Most ethernet is run through the attic, although the extremely low overhead in the attic (due to a very shallowly pitched roof) makes many areas difficult to access. For this reason I own my friend, Mr. Longarm, a 35' telescopic fiberglass pole. I have found that a great many practical problems in cabling can be solved with the use of a long enough pole. Fiberglass pushrods and a magnet fishing set are invaluable. In some cases I have had to open sections of wall, but I try to avoid it because drywall repair becomes tedious. An inventory of "installer bits," semi-flexible drill bits several feet long, can minimize the need for opening drywall but come with hazards when used blind. Sometimes you can achieve a medium of drilling small pilot holes into each stud bay, inspecting with a borescope to locate electrical wiring and whatever else, and then driving an installer bit through several stud bays at a time. The exploratory holes are fairly quick to repair and paint.

Some aspects of my home technical infrastructure are more whimsical, or perhaps more directly reflect my personal neuroses. I have always been tremendously frustrated at the lack of time synchronization in modern clocks considering the several different technical approaches available. I run an NTP server on one of the APU4s and all of the wall clocks in the house synchronize to it. For the most part these are used/surplus clocks from Primex's now discontinued SNS series, which used to be easy to get in both battery-powered analog and mains-powered LED versions. The supply of these seems to be drying up, but the Primex OneVue series is also NTP-over-WiFi capable. Unfortunately I'm less confident that the OneVue clocks can be configured to use a local NTP server without the Primex enterprise management system, which makes them less appealing for small systems.

clock

Personally I prefer the LED versions for their over-the-top size, although unfortunately the six-digit (seconds-indicating) version seems hard to get in the larger 6" digit height option. This one, a 2.5" model in the bedroom, has had a couple of layers of neutral gray theater gel added to the lens since the lowest brightness setting will still illuminate a room in red.

I have a similar bent when it comes to "smart home" control. I find the industry's focus on phone apps and voice controls infuriating. It's nearly always faster and more convenient to press a button, but the industry as a whole has apparently deemed buttons to be too expensive. Architectural lighting controls used to universally offer "scene controllers," panels with a few buttons that each select a scene, but these are oddly hard to find in the modern home automation market. I make my own.

buttons

This is a programmable keypad scanned by a little Python program running on a cheap SBC with WiFi. Right now it actually hits the Hue controller API directly, but I have been planning for months to re-implement it to send MQTT messages instead. The most obvious (and probably best) choice for a keypad would be X-Keys, but this Genovation ControlPad is popular in warehouse and picker automation so there's a good supply of used ones on eBay.
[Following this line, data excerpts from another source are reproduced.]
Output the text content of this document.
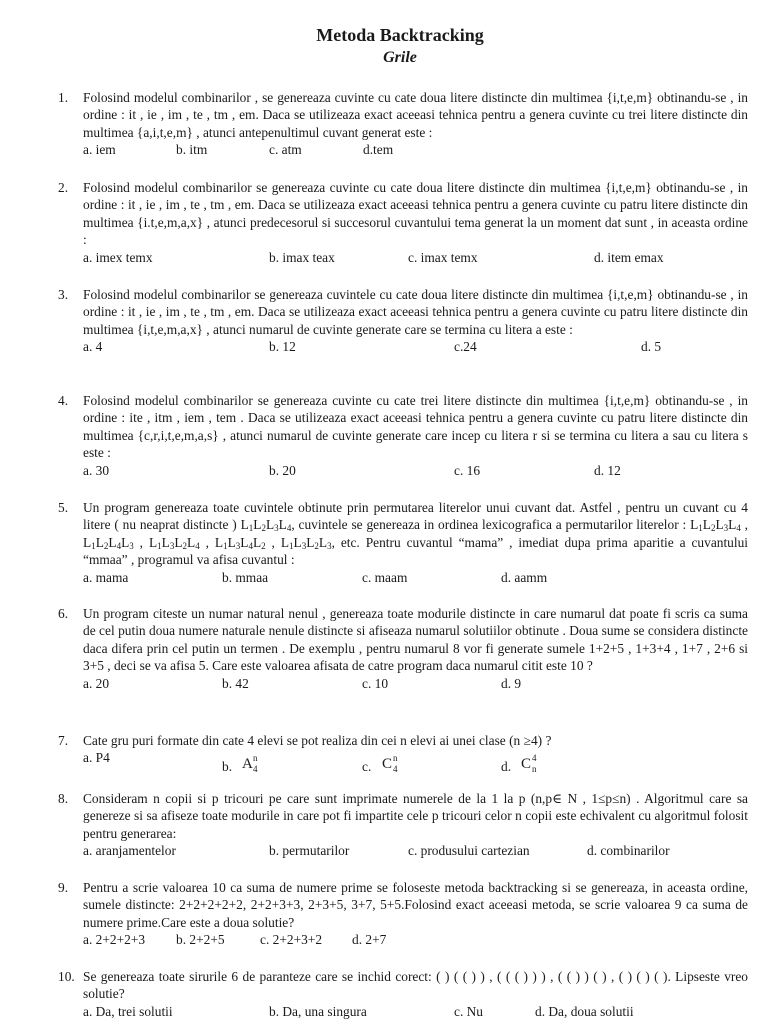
Metoda Backtracking
Grile
1. Folosind modelul combinarilor , se genereaza cuvinte cu cate doua litere distincte din multimea {i,t,e,m} obtinandu-se , in ordine : it , ie , im , te , tm , em. Daca se utilizeaza exact aceeasi tehnica pentru a genera cuvinte cu trei litere distincte din multimea {a,i,t,e,m} , atunci antepenultimul cuvant generat este :
a. iem	b. itm	c. atm	d.tem
2. Folosind modelul combinarilor se genereaza cuvinte cu cate doua litere distincte din multimea {i,t,e,m} obtinandu-se , in ordine : it , ie , im , te , tm , em. Daca se utilizeaza exact aceeasi tehnica pentru a genera cuvinte cu patru litere distincte din multimea {i.t,e,m,a,x} , atunci predecesorul si succesorul cuvantului tema generat la un moment dat sunt , in aceasta ordine :
a. imex temx	b. imax teax	c. imax temx	d. item emax
3. Folosind modelul combinarilor se genereaza cuvintele cu cate doua litere distincte din multimea {i,t,e,m} obtinandu-se , in ordine : it , ie , im , te , tm , em. Daca se utilizeaza exact aceeasi tehnica pentru a genera cuvinte cu patru litere distincte din multimea {i,t,e,m,a,x} , atunci numarul de cuvinte generate care se termina cu litera a este :
a. 4	b. 12	c.24	d. 5
4. Folosind modelul combinarilor se genereaza cuvinte cu cate trei litere distincte din multimea {i,t,e,m} obtinandu-se , in ordine : ite , itm , iem , tem . Daca se utilizeaza exact aceeasi tehnica pentru a genera cuvinte cu patru litere distincte din multimea {c,r,i,t,e,m,a,s} , atunci numarul de cuvinte generate care incep cu litera r si se termina cu litera a sau cu litera s este :
a. 30	b. 20	c. 16	d. 12
5. Un program genereaza toate cuvintele obtinute prin permutarea literelor unui cuvant dat. Astfel , pentru un cuvant cu 4 litere ( nu neaprat distincte ) $L_1L_2L_3L_4$, cuvintele se genereaza in ordinea lexicografica a permutarilor literelor : $L_1L_2L_3L_4$ , $L_1L_2L_4L_3$ , $L_1L_3L_2L_4$ , $L_1L_3L_4L_2$ , $L_1L_3L_2L_3$, etc. Pentru cuvantul “mama” , imediat dupa prima aparitie a cuvantului “mmaa” , programul va afisa cuvantul :
a. mama	b. mmaa	c. maam	d. aamm
6. Un program citeste un numar natural nenul , genereaza toate modurile distincte in care numarul dat poate fi scris ca suma de cel putin doua numere naturale nenule distincte si afiseaza numarul solutiilor obtinute . Doua sume se considera distincte daca difera prin cel putin un termen . De exemplu , pentru numarul 8 vor fi generate sumele 1+2+5 , 1+3+4 , 1+7 , 2+6 si 3+5 , deci se va afisa 5. Care este valoarea afisata de catre program daca numarul citit este 10 ?
a. 20	b. 42	c. 10	d. 9
7. Cate gru puri formate din cate 4 elevi se pot realiza din cei n elevi ai unei clase (n ≥4) ?
a. P4
b. A n
4	c. C n
4	d. C 4
n
8. Consideram n copii si p tricouri pe care sunt imprimate numerele de la 1 la p (n,p∈ N , 1≤p≤n) . Algoritmul care sa genereze si sa afiseze toate modurile in care pot fi impartite cele p tricouri celor n copii este echivalent cu algoritmul folosit pentru generarea:
a. aranjamentelor	b. permutarilor	c. produsului cartezian	d. combinarilor
9. Pentru a scrie valoarea 10 ca suma de numere prime se foloseste metoda backtracking si se genereaza, in aceasta ordine, sumele distincte: 2+2+2+2+2, 2+2+3+3, 2+3+5, 3+7, 5+5.Folosind exact aceeasi metoda, se scrie valoarea 9 ca suma de numere prime.Care este a doua solutie?
a. 2+2+2+3 b. 2+2+5	c. 2+2+3+2 d. 2+7
10. Se genereaza toate sirurile 6 de paranteze care se inchid corect: ( ) ( ( ) ) , ( ( ( ) ) ) , ( ( ) ) ( ) , ( ) ( ) ( ). Lipseste vreo solutie?
a. Da, trei solutii	b. Da, una singura	c. Nu	d. Da, doua solutii
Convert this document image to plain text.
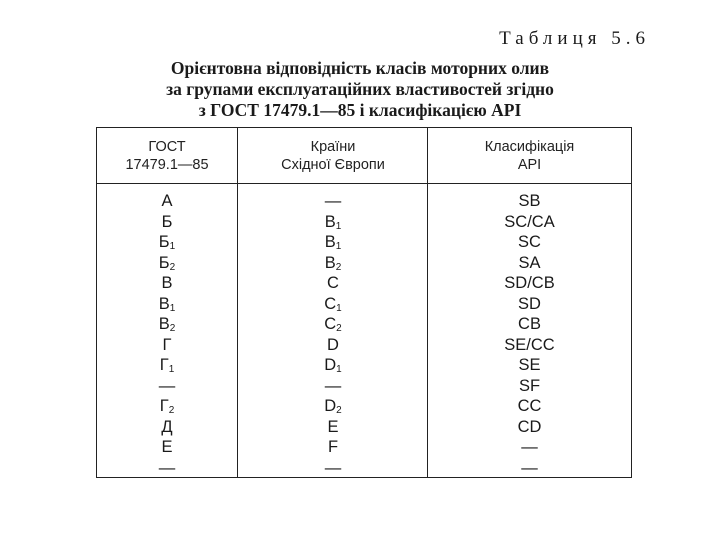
Таблиця 5.6
Орієнтовна відповідність класів моторних олив
за групами експлуатаційних властивостей згідно
з ГОСТ 17479.1—85 і класифікацією API
ГОСТ
17479.1—85
А
Б
$Б_1$
$Б_2$
В
$В_1$
$В_2$
Г
$Г_1$
—
$Г_2$
Д
Е
—
Країни
Східної Європи
—
$В_1$
$В_1$
$В_2$
С
$С_1$
$С_2$
D
$D_1$
—
$D_2$
Е
F
—
Класифікація
API
SB
SC/CA
SC
SA
SD/CB
SD
CB
SE/CC
SE
SF
CC
CD
—
—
The major disadvantage to Genovation is uglier programming software and no backlighting (the X-Keys models have individually-addressable two color backlighting). I'd highly recommend everyone try these out and help bring physical buttons back to the industry. You could even make it look a lot nicer if you put in even slightly more effort than I did.

And I think that's the grand tour. I'm not sure that I would say that I am completely proud of any of this because it is all so cobbled together and I change things frequently, but that's kind of why I wanted to respond to the genre of "my homelab" or "my home network" posts. I always sort of cringe at these because the focus on aesthetics, with modified Ikea furniture or whatever, is going to make modification down the road much more difficult. There is a big advantage to the 19" rack as a form factor, and wall-mount units are easy to come by. If you're especially space-constrained you might even consider a swing-down vertical one. Whatever you do, just make sure you run a lot of cables. Cables everywhere!